All joking aside, I like President Obama's justification for why he wants to keep it: "I'm negotiating to figure out how can I get information from outside of the 10 or 12 people who surround my office in the White House. Because, one of the worst things I think that could happen to a president is losing touch with what people are going through day to day."
Which reminds me of something that Thomas Paine said in Common Sense. Paine believed that monarchy was “exceedingly ridiculous” because “it first exclude[d] a man from the means of information, yet empower[ed] him to act in cases where the highest judgment [was] required. The state of kings shuts him from the world, yet the business of a king requires him to know it thoroughly.” I'm not saying that President Obama is everything that Paine would want him to be--maybe he is, maybe he isn't, maybe Paine was wrong--but I do think that he understands that we live in a republic, not a monarchy.

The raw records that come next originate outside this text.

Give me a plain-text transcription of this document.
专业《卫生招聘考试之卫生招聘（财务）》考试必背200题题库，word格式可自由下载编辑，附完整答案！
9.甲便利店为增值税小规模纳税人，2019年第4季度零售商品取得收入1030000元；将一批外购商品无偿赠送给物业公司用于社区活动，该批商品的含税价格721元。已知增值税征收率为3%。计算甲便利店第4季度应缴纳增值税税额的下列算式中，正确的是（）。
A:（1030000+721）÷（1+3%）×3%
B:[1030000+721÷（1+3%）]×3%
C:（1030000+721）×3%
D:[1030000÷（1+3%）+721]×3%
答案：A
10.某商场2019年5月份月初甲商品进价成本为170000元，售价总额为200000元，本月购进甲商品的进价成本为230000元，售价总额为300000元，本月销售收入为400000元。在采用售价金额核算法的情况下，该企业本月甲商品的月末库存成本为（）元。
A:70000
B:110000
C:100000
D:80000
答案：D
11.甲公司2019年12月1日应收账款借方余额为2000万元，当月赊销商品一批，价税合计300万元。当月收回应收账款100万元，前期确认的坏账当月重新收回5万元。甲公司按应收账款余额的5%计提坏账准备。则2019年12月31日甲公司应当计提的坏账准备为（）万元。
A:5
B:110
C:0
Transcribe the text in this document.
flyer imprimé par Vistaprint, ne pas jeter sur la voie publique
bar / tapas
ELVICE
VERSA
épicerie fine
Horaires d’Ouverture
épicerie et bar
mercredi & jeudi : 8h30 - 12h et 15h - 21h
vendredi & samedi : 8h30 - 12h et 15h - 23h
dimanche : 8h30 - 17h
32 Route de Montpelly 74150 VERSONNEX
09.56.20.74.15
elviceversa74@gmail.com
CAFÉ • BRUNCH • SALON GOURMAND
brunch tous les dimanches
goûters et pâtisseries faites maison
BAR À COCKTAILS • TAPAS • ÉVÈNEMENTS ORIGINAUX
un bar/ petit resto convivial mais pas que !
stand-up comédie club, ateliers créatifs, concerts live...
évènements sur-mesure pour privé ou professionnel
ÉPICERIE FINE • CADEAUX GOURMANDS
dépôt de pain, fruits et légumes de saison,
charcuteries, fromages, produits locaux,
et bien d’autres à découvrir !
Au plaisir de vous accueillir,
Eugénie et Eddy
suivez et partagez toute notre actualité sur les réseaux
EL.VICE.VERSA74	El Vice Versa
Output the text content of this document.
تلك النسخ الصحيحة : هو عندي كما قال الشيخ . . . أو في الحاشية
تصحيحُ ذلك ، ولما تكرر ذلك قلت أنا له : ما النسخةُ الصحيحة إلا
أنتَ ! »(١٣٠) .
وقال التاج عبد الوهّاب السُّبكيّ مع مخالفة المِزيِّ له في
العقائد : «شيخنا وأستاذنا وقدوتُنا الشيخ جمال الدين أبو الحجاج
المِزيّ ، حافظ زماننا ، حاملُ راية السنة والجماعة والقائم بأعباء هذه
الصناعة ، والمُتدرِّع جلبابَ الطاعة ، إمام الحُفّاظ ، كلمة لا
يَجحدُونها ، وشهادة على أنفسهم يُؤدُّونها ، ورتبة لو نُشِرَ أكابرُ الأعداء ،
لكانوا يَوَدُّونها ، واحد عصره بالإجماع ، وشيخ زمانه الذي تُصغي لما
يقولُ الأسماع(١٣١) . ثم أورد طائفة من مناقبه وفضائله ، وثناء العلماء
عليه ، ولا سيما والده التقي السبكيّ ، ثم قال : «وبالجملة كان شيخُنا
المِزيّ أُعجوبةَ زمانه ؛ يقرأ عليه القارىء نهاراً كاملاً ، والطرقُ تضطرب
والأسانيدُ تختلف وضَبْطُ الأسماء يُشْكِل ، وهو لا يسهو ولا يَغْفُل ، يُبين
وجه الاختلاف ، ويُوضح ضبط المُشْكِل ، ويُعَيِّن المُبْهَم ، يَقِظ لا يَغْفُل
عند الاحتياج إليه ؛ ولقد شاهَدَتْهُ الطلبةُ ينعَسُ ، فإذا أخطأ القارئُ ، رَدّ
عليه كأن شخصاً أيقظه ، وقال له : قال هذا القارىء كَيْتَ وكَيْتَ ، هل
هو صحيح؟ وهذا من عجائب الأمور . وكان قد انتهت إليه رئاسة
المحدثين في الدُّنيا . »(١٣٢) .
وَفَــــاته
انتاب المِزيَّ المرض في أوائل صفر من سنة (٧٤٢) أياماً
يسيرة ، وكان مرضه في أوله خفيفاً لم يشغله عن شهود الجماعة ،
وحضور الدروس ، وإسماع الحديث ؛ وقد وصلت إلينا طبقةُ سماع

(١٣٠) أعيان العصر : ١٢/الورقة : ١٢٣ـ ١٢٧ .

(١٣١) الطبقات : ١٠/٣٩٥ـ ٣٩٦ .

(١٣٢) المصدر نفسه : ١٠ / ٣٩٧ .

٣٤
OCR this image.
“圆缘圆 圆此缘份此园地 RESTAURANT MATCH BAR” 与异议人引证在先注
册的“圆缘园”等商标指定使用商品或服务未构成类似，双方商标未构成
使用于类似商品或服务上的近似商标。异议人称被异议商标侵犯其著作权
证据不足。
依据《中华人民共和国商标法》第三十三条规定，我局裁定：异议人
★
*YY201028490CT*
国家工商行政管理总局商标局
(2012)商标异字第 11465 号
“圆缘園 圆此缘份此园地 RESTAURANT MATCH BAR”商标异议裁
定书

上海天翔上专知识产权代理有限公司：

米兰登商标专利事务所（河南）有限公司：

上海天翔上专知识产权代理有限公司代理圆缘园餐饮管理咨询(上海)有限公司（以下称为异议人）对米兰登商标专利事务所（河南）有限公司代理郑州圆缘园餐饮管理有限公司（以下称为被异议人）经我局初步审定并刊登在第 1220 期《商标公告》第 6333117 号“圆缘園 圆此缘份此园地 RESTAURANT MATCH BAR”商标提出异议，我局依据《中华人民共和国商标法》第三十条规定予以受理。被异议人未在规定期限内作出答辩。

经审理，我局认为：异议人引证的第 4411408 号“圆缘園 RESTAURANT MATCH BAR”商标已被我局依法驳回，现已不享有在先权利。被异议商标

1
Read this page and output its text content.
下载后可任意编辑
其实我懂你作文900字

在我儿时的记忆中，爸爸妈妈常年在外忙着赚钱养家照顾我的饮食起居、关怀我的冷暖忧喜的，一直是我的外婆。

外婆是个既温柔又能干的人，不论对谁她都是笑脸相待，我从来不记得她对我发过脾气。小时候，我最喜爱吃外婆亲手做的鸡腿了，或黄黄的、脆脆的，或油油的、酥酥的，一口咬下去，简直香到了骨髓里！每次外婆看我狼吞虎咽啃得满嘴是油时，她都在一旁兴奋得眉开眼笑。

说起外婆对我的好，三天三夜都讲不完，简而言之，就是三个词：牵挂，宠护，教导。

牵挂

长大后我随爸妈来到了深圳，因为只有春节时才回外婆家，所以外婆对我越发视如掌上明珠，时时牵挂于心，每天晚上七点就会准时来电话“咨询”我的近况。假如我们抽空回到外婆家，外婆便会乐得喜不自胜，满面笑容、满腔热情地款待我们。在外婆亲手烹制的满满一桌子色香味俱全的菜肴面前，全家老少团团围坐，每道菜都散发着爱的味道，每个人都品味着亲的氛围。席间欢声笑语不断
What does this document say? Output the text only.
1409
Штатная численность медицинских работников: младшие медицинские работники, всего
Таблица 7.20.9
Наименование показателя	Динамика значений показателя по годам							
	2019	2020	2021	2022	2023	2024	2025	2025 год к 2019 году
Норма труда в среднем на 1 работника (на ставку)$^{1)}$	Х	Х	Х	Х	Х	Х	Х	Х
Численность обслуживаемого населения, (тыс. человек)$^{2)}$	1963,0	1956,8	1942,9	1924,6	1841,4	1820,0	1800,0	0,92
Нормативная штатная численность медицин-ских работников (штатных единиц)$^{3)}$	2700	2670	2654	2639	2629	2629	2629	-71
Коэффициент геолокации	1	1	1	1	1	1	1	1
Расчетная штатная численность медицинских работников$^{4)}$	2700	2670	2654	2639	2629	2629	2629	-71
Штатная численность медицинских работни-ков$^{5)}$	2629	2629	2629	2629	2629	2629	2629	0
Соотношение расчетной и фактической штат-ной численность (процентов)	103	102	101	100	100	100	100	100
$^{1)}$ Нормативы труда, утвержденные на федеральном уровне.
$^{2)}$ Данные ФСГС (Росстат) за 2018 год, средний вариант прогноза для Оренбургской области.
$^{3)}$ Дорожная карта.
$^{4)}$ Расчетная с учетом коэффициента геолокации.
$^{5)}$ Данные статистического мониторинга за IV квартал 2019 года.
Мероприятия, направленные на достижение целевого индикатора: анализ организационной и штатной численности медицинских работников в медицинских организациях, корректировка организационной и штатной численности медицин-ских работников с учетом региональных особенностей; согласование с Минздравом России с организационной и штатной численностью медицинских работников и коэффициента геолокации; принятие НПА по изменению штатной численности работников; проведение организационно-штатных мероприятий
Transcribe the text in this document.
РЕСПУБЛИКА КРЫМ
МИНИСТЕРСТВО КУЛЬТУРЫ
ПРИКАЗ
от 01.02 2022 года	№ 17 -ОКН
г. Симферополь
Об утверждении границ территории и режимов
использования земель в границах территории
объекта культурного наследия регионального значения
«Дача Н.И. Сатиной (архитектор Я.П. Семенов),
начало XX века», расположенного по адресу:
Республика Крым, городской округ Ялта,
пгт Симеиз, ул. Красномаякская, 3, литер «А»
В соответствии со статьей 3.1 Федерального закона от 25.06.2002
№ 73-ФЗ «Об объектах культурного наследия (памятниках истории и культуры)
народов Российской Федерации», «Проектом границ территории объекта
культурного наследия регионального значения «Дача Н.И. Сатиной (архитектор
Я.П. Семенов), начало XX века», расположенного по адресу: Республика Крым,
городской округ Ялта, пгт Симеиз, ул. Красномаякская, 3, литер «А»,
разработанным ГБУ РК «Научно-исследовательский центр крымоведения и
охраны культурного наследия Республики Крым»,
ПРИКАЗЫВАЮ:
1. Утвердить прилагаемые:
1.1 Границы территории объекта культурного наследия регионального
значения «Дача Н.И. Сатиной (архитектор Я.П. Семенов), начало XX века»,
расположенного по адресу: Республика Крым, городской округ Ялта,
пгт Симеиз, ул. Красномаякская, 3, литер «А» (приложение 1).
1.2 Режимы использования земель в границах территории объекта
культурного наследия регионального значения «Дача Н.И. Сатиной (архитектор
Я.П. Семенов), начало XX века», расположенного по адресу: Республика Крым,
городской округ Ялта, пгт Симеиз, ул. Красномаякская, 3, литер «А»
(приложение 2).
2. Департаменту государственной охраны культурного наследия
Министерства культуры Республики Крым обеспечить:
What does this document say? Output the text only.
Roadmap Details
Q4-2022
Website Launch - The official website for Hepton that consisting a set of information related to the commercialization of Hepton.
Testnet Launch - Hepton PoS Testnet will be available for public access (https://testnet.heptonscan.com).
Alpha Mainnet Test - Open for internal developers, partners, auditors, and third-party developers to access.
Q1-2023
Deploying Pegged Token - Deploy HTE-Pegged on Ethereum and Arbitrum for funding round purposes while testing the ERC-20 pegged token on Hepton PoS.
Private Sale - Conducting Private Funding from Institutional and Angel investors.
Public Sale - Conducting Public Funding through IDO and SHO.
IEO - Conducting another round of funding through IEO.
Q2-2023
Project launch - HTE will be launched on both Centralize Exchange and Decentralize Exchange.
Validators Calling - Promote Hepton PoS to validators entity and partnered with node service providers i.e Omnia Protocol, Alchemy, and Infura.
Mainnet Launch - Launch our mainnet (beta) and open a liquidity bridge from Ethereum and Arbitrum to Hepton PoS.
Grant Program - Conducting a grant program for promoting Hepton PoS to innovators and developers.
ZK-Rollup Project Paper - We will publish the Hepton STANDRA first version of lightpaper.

I think that his fight for his Blackberry points to a fundamental difference between George W. Bush and President Obama: one acted as a king, the other wants to act as a president. Monarchy was against common sense, according to Paine, because the distinction of people into “KINGS and SUBJECTS” and hereditary rule were oppressive and absurd, a lesson that the Bush family didn't seem to learn.
You go right ahead and keep that Blackberry, President Obama.